From f9cd399eb0fb174e56a4e8e1e9b7e441e3b5a287 Mon Sep 17 00:00:00 2001
From: Tomeu Vizoso <tomeu.vizoso@collabora.com>
Date: Sun, 22 Mar 2026 16:12:21 +0100
Subject: [PATCH] ethosu: Fix ublock selection for 8-bit depthwise/pooling on
 U85-256

For U85-256 with 8-bit IFM, Vela's _uBlockToOpTable restricts which
microblocks are valid per operation type:

  {2,2,8}  and {4,1,8}:  conv, matmul, vectorprod, reducesum, eltwise, resize
  {2,1,16}:              depthwise, pool, eltwise, reduceminmax, argmax, resize

Mesa's find_ublock() was not enforcing these constraints, allowing
{4,1,8} or {2,2,8} to be selected for depthwise/pooling based on
minimum waste. For depthwise ops with OFM shapes that aligned better
to {4,1,8}, the wrong ublock was chosen, causing incorrect weight
encoding and NPU hangs.

Fix by skipping {4,1,8} and {2,2,8} for depthwise/pooling operations,
matching Vela's operation-validity table.

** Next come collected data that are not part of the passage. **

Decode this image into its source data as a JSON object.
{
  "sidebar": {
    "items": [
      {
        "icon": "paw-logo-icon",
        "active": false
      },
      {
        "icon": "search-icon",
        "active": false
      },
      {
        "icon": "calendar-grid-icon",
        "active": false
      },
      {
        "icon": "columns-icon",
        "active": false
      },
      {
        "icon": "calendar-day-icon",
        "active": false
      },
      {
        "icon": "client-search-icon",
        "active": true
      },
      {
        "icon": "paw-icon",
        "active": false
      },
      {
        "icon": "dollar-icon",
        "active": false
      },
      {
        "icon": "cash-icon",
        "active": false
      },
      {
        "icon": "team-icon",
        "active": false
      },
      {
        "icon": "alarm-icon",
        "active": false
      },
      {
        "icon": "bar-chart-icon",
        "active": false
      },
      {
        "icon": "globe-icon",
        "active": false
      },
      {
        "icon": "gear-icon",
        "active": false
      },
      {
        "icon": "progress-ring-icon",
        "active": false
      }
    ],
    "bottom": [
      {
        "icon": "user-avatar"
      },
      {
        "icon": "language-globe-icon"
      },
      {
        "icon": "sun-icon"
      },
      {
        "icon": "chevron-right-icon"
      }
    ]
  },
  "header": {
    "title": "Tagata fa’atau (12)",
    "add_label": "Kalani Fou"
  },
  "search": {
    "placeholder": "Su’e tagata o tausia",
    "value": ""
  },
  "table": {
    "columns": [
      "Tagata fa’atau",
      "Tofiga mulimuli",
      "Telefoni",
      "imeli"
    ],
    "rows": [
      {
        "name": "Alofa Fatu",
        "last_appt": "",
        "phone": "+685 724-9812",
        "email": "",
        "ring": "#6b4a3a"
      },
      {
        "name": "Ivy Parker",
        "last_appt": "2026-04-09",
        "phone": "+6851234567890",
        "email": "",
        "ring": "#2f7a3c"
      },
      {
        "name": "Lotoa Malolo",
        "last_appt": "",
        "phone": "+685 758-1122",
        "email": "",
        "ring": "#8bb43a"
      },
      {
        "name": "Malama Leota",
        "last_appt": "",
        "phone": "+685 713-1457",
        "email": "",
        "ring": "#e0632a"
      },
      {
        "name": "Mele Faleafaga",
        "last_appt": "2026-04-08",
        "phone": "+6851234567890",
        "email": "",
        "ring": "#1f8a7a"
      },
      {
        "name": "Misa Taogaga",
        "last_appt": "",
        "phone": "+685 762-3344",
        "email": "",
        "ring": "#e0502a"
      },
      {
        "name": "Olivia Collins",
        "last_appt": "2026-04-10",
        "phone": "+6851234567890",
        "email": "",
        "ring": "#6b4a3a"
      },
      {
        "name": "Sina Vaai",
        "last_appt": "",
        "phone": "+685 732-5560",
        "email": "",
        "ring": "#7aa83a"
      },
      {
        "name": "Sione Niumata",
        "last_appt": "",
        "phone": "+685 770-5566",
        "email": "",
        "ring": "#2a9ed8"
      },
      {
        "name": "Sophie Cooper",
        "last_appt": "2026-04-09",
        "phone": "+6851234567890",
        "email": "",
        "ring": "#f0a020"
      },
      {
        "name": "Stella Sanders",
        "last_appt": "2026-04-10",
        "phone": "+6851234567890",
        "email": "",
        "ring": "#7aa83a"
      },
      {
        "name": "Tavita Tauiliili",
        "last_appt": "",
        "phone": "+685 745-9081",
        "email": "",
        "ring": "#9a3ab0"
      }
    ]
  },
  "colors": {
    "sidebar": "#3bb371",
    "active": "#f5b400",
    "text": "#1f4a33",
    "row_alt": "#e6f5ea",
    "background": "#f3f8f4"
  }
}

Part-of: <https://gitlab.freedesktop.org/mesa/mesa/-/merge_requests/39611>
---
 src/gallium/drivers/ethosu/ethosu_sched_u85.c | 28 ++++++++++++-------
 1 file changed, 18 insertions(+), 10 deletions(-)

diff --git a/src/gallium/drivers/ethosu/ethosu_sched_u85.c b/src/gallium/drivers/ethosu/ethosu_sched_u85.c
index a5ad39ef2ec..70bd7b1d1e7 100644
--- a/src/gallium/drivers/ethosu/ethosu_sched_u85.c
+++ b/src/gallium/drivers/ethosu/ethosu_sched_u85.c
@@ -656,23 +656,31 @@ find_ublock(struct ethosu_operation *operation, bool is_part_kernel)
          continue; /* Skip 2x1x16 for part-kernel 1x1 */
       }
 
-      /* The 2x1x16 microblock is only valid for 16-bit IFM convolutions.
-       * For 8-bit IFM, it can only be used for depthwise/pooling operations.
-       * This matches the bitsToOperations table in Vela's ethos_u85.cpp.
+      /* U85-256 ublock-to-operation validity for 8-bit IFM
+       * (from Vela's _uBlockToOpTable in ethos_u85.cpp):
+       *
+       *   {2,2,8}  / Shape(2,2,8):  conv, matmul, vectorprod, reducesum, eltwise, resize
+       *   {4,1,8}  / Shape(1,4,8):  conv, matmul, vectorprod, reducesum, eltwise, resize
+       *   {2,1,16} / Shape(1,2,16): depthwise, pool, eltwise, reduceminmax, argmax, resize
+       *
+       * So for 8-bit IFM:
+       *  - depthwise/pooling can ONLY use {2,1,16}
+       *  - convolution (non-depthwise) CANNOT use {2,1,16}
        */
+
+      /* Skip {2,1,16} for 8-bit non-depthwise convolutions */
       if (ublk.width == 2 && ublk.height == 1 && ublk.depth == 16 &&
           operation->type == ETHOSU_OPERATION_TYPE_CONVOLUTION &&
           !is_depthwise) {
-         continue; /* Skip 2x1x16 for 8-bit IFM non-depthwise convolutions */
+         continue;
       }
 
-      /* For non-1x1 regular convolutions, skip 2x1x16 unless it's depthwise */
-      if (!is_pointwise && !is_depthwise &&
-          operation->type == ETHOSU_OPERATION_TYPE_CONVOLUTION &&
-          ublk.width == 2 &&
-          ublk.height == 1 &&
-          ublk.depth == 16)
+      /* Skip {4,1,8} and {2,2,8} for 8-bit depthwise/pooling —
+       * only {2,1,16} is valid for these operations at 8-bit */
+      if (!(ublk.width == 2 && ublk.height == 1 && ublk.depth == 16) &&
+          (is_depthwise || is_pooling)) {
          continue;
+      }
 
       /* Minimum waste is better than aspect correct */
       struct ethosu_block tmp = block_round_away(operation->ofm.shape, ublk);